Auch mir ist diese zentrale Perspektive erst klargeworden, seit die Schweiz daran gegangen ist, so etwas zu verwirklichen. Dort wird nämlich künftig unter Führung der SRG (des Schweizer Gebührenfernsehens) in einer gemeinsamen kartellartigen Aktion von allen Nutzern von Online-Portalen verlangt, dass sie sich registrieren. Dabei ist auch beabsichtigt, von den Kunden Namen, Geschlecht, Alter und Wohnort zu verlangen. Ab September nächsten Jahres wird man sonst keinen Medienzugang via Internet mehr haben.

Die Schweizer Nachrichtenagentur hat jetzt ganz unverblümt – aber wenigstens ehrlich – den Zweck der Aktion geoutet: "Durch die Registrierung erhalten die Medienhäuser zusätzliche Daten von ihren Nutzern, was zielgenauere Werbung ermöglicht."

Mit anderen Worten: Das, was die Medien Google und Amazon immer als so unmoralisch ankreiden, wird nun in viel größerem Umfang von ihnen selbst in einem nationalen Medien-Monopol (oder -Kartell) geradezu totalitär umgesetzt. Denn natürlich wissen die Betreiber dieses Medienplayers dann künftig auch genau, welche Sendungen man wann und wie lang angeschaut hat. Man wird zwar als Österreicher auch in Zukunft leicht an Facebook vorbeikommen, hingegen nicht mehr am ORF-Medienplayer.

Mit diesem Medienplayer droht also ein riesengroßer Großer Bruder, der fast alles über jeden Bürger weiß. Der ein Wissen über jeden von uns hat, von dem der Verfassungsschutz nur träumen kann.

In der Mitte dieses das ganze Land umfassenden Netzes sitzt da wie eine Spinne der Gebührenmonopolist. Der damit viel Geld machen kann. Erst wenn man diese hierzulande ja nie offengelegten Perspektiven durchschaut, wird klar, warum der ORF so vehement für den Medienplayer lobbyiert. Viele hielten das ja bisher bloß für ein weiteres technisches Spielzeug, dessen Sinn und Nutzen nie ganz klar war.
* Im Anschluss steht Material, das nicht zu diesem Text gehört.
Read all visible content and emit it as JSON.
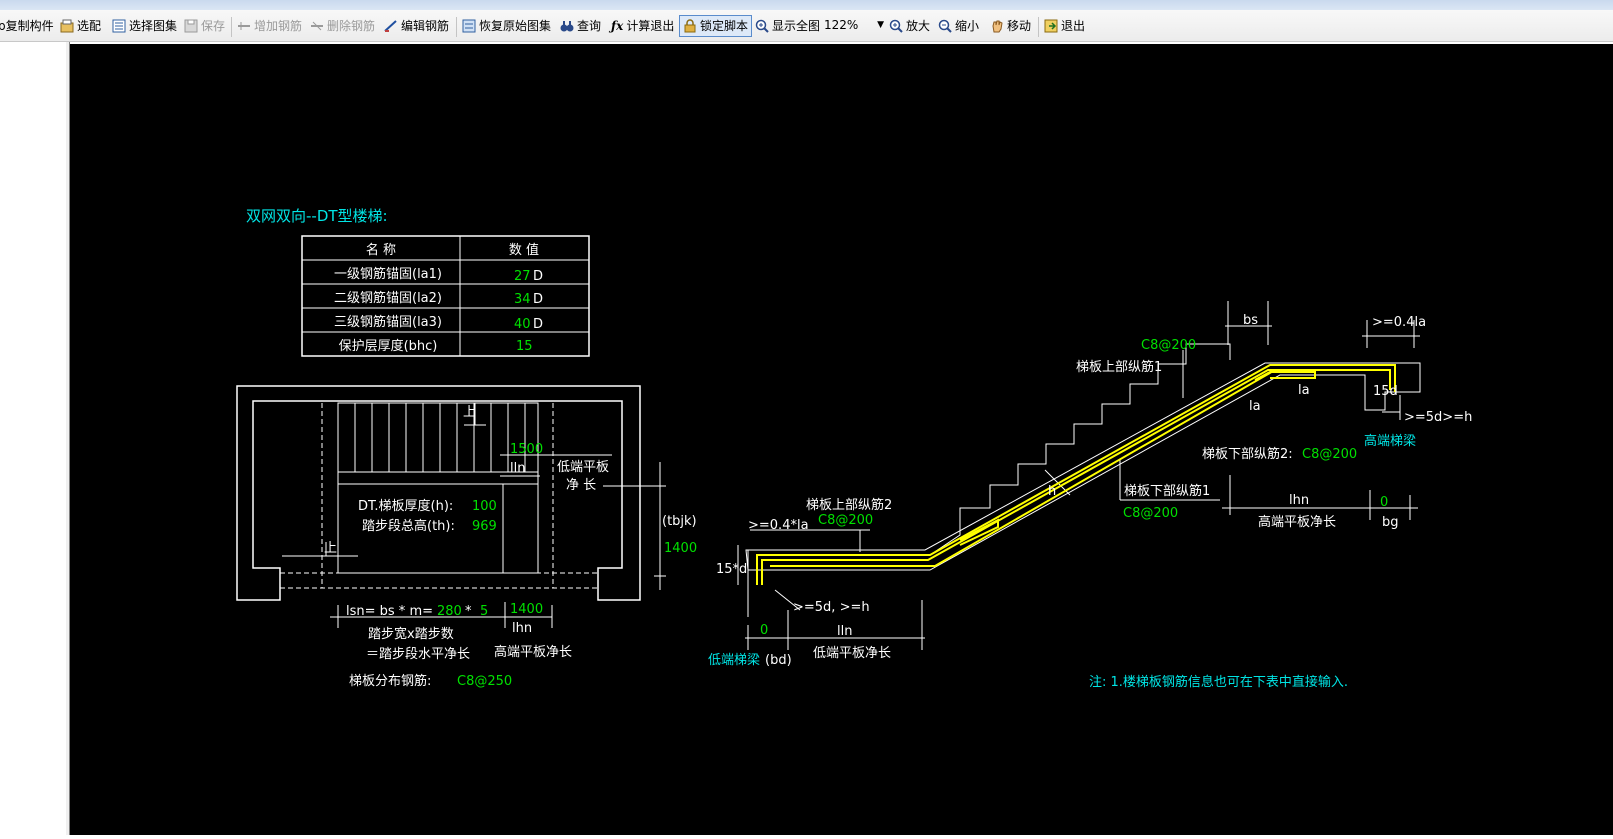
{
  "toolbar": {
    "copy": "复制构件",
    "match": "选配",
    "select_atlas": "选择图集",
    "save": "保存",
    "add_rebar": "增加钢筋",
    "delete_rebar": "删除钢筋",
    "edit_rebar": "编辑钢筋",
    "restore_atlas": "恢复原始图集",
    "query": "查询",
    "calc_exit": "计算退出",
    "lock_script": "锁定脚本",
    "show_all": "显示全图",
    "zoom_value": "122%",
    "zoom_in": "放大",
    "zoom_out": "缩小",
    "move": "移动",
    "exit": "退出"
  },
  "drawing": {
    "title": "双网双向--DT型楼梯:",
    "table": {
      "headers": [
        "名  称",
        "数  值"
      ],
      "rows": [
        {
          "name": "一级钢筋锚固(la1)",
          "value": "27",
          "unit": "D"
        },
        {
          "name": "二级钢筋锚固(la2)",
          "value": "34",
          "unit": "D"
        },
        {
          "name": "三级钢筋锚固(la3)",
          "value": "40",
          "unit": "D"
        },
        {
          "name": "保护层厚度(bhc)",
          "value": "15",
          "unit": ""
        }
      ]
    },
    "plan": {
      "up1": "上",
      "up2": "上",
      "val_1500": "1500",
      "lln": "lln",
      "low_platform_1": "低端平板",
      "low_platform_2": "净  长",
      "thickness_label": "DT.梯板厚度(h):",
      "thickness_value": "100",
      "height_label": "踏步段总高(th):",
      "height_value": "969",
      "tbjk": "(tbjk)",
      "val_1400_side": "1400",
      "lsn_label": "lsn= bs * m= ",
      "lsn_bs": "280",
      "lsn_star": " * ",
      "lsn_m": "5",
      "val_1400_bottom": "1400",
      "lhn": "lhn",
      "step_desc_1": "踏步宽x踏步数",
      "step_desc_2": "＝踏步段水平净长",
      "high_platform": "高端平板净长",
      "dist_label": "梯板分布钢筋:",
      "dist_value": "C8@250"
    },
    "section": {
      "bs": "bs",
      "ge_04la_top": ">=0.4la",
      "c8_200_top": "C8@200",
      "upper_long_1": "梯板上部纵筋1",
      "la_a": "la",
      "la_b": "la",
      "d15_right": "15d",
      "ge5d_right": ">=5d>=h",
      "high_beam": "高端梯梁",
      "lower_long_2_label": "梯板下部纵筋2:",
      "lower_long_2_value": "C8@200",
      "lower_long_1": "梯板下部纵筋1",
      "c8_200_lower1": "C8@200",
      "h": "h",
      "lhn": "lhn",
      "bg_value": "0",
      "high_platform_net": "高端平板净长",
      "bg": "bg",
      "upper_long_2": "梯板上部纵筋2",
      "c8_200_upper2": "C8@200",
      "ge_04la_left": ">=0.4*la",
      "d15_left": "15*d",
      "ge5d_left": ">=5d, >=h",
      "bd_value": "0",
      "lln": "lln",
      "low_beam": "低端梯梁",
      "bd": "(bd)",
      "low_platform_net": "低端平板净长"
    },
    "note": "注: 1.楼梯板钢筋信息也可在下表中直接输入."
  },
  "colors": {
    "canvas_bg": "#000000",
    "line": "#ffffff",
    "value_green": "#00e000",
    "title_cyan": "#00e5e5",
    "rebar_yellow": "#ffff00"
  },
  "icons": [
    "copy-icon",
    "match-icon",
    "select-atlas-icon",
    "save-icon",
    "add-rebar-icon",
    "delete-rebar-icon",
    "edit-rebar-icon",
    "restore-atlas-icon",
    "binoculars-icon",
    "function-icon",
    "lock-icon",
    "zoom-fit-icon",
    "zoom-in-icon",
    "zoom-out-icon",
    "hand-icon",
    "exit-icon"
  ]
}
Man darf gespannt sein, wann wenigstens die österreichischen Privatsender und Printmedien das zu begreifen beginnen. Sie sind jedenfalls zuletzt – erfreulicherweise – zu den Plänen des ORF ein wenig auf Distanz gegangen. Dabei ist aber unklar geblieben, ob sie damit nur taktieren und die eigenen Bedingungen verbessern wollen, oder ob sie jetzt endlich doch durchschaut haben, was der ORF damit vorhat.

Alarmstufe Rot lösten jedenfalls zuletzt die Reaktionen der "Freundeskreise" von Schwarz, Rot und Blau im ORF-Stiftungsrat aus. Alle drei Parteien unterstützen das ORF-Projekt und schimpfen auf die Privatsender. Und die wieder ins Parlament gekommenen Grünen sind so innig mit den ORF-Mannschaften verbunden, dass von ihnen erst recht kein Widerstand gegen die ORF-Pläne zu erwarten ist.

Damit gibt es kaum mehr eine Kraft im Lande, die die Entstehung der größten Medienkonzentration und Big-Brother-Watches-You-Spinne im Land noch verhindern könnte. Damit scheinen die österreichischen Medienkonsumenten endgültig verraten und verkauft.